3.8% and climbing. eggs, rent, gas. the trifecta. surprised Pikachu face from the exact people who said tariffs would bring prices DOWN.
Nobody voted for the tariffs either and those were supposed to fix prices too. Two separate levers both pointed the wrong direction at the same time. That's not bad luck, that's a through-line.
The Hormuz piece is real. But 3.8% was already baked in before the first shot. Energy just accelerated something already moving.
The sequencing point is right and worth being precise about. The pre-Hormuz inflation was tariff-driven and demand-side from deficit spending. The energy spike layered on top. Those are different mechanisms even if the number on the label is the same.
Where I'd push back slightly: "nobody voted for the tariffs" is technically true in the direct sense but executive trade authority is genuinely broad and has been for decades. Congress delegated that power and mostly hasn't moved to claw it back. The policy is bad, but the mechanism isn't novel or extra-constitutional. The problem is the substance, not some procedural coup.
The through-line argument is fair though. Two policies independently calibrated to raise consumer costs, running simultaneously, producing predictable results. Hard to call that an accident.

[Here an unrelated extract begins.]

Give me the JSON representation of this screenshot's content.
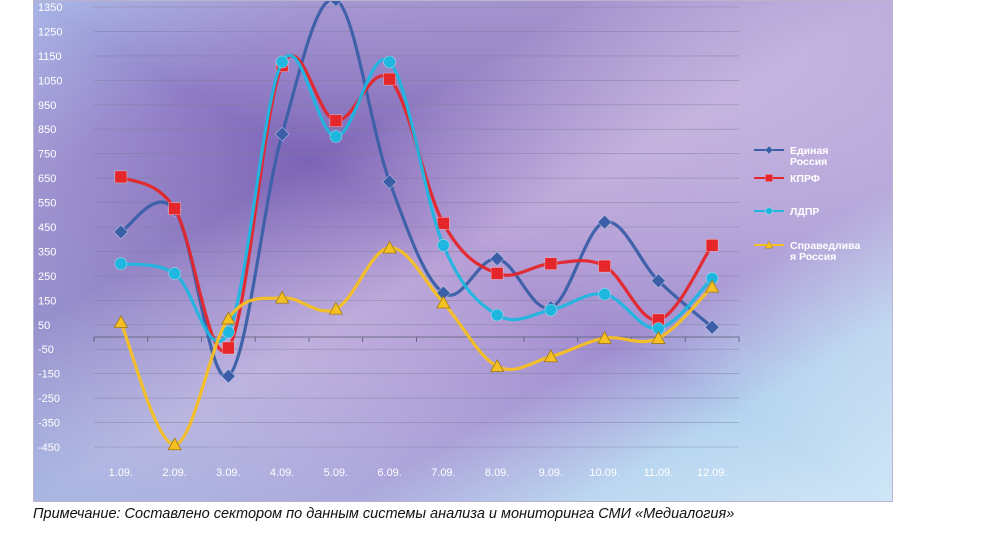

Calling it "technically defensible" is the nicest thing anyone has said about this administration in months. But yeah, "Congress gave him the authority" doesn't make 3.8% hurt less at the pump. Pissboy Patel gets to shred files and Trump gets to torch the global economy and the defense is always "well technically the rules allow it." The rules were written before a guy who thinks blowback is a hairspray brand got his hands on them.

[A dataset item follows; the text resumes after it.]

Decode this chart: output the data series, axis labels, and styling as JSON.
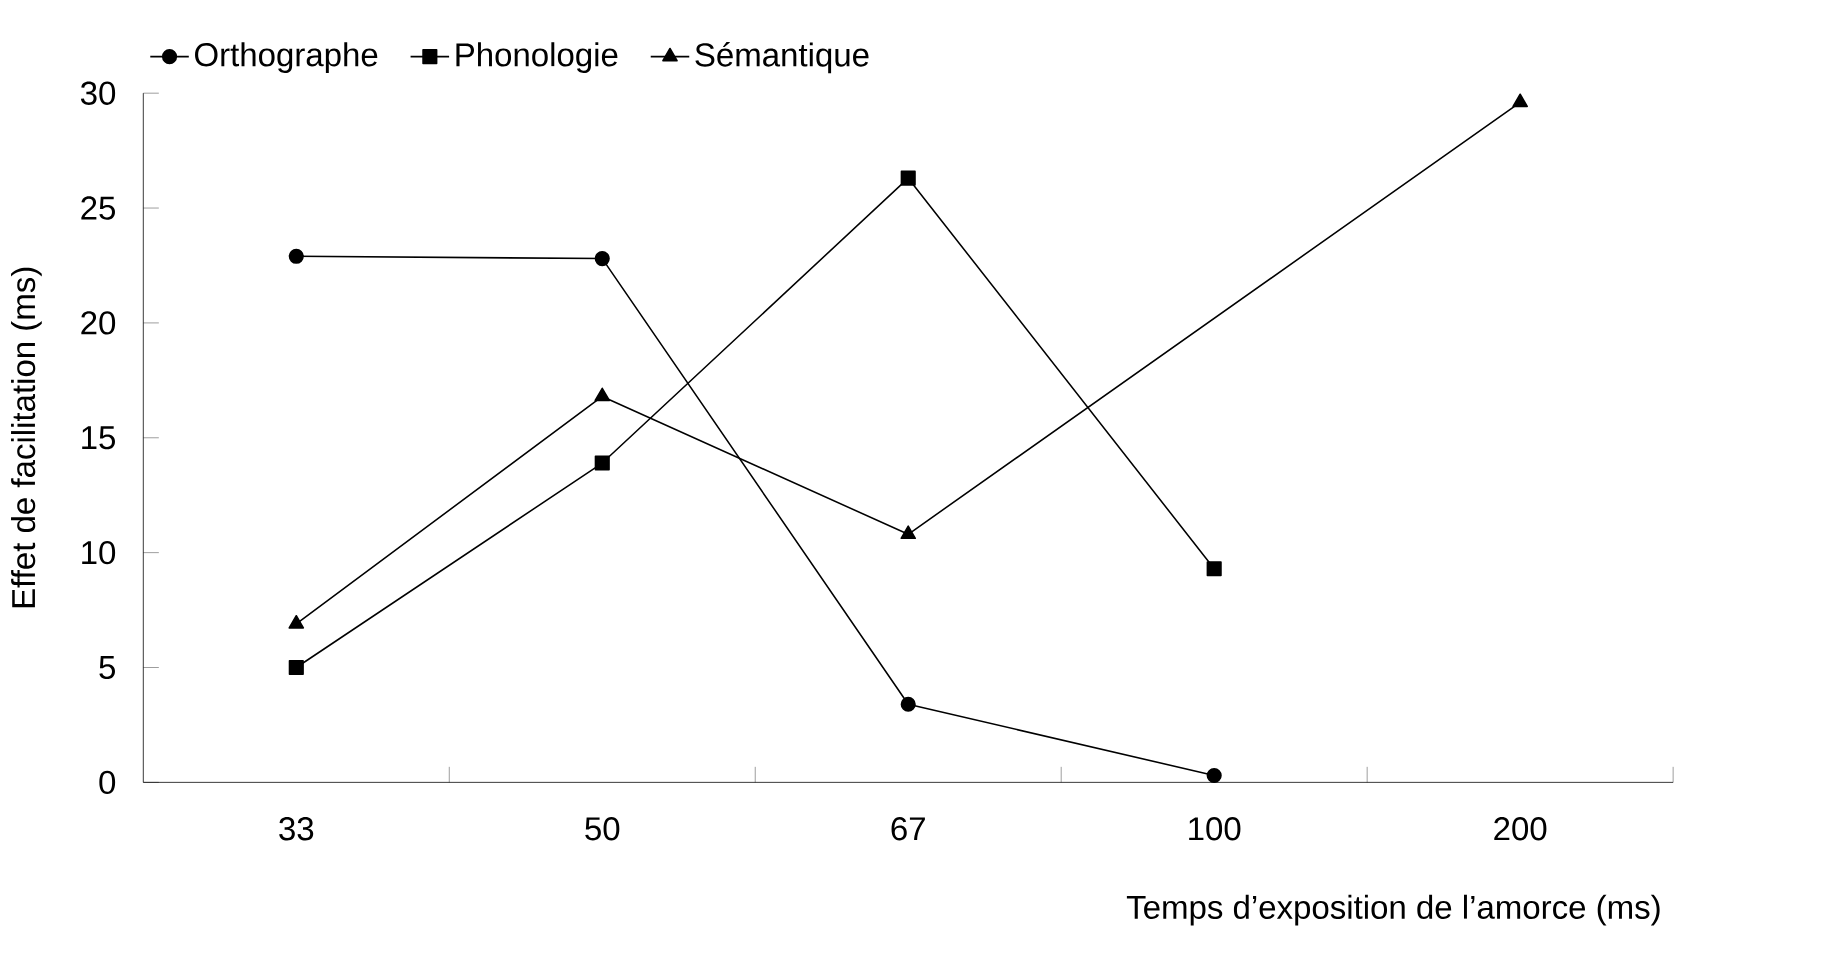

Two separate mechanisms, yes, but they converge on the same wallet at the end of the month and the family buying groceries does not get to itemize which line item is tariff-driven versus Hormuz spillover.
The executive authority point is technically defensible but it papers over the size of what happened. Congress delegating broad trade authority in 1974 was not a blank check to blow up the entire global trading order with 90-day tariff swings targeting allies and adversaries simultaneously. The mechanism existed, sure. The use of it has been reckless in a way that has no modern precedent. Pointing to the statute does not absolve the choice.
And yes, the through-line is damning precisely because it is so obvious. You would have to work hard to design two simultaneous policies better calibrated to crush consumer purchasing power. One of them he manufactured himself with the tariffs. The other he arguably helped provoke with months of maximalist posturing toward Iran. Now both are printing on the same CPI report and somehow we are still having debates about whether this is policy failure or just bad luck.
It is not bad luck. It is a predictable outcome of treating every foreign policy and trade relationship as a leverage opportunity for a guy who has never once internalized the concept of blowback.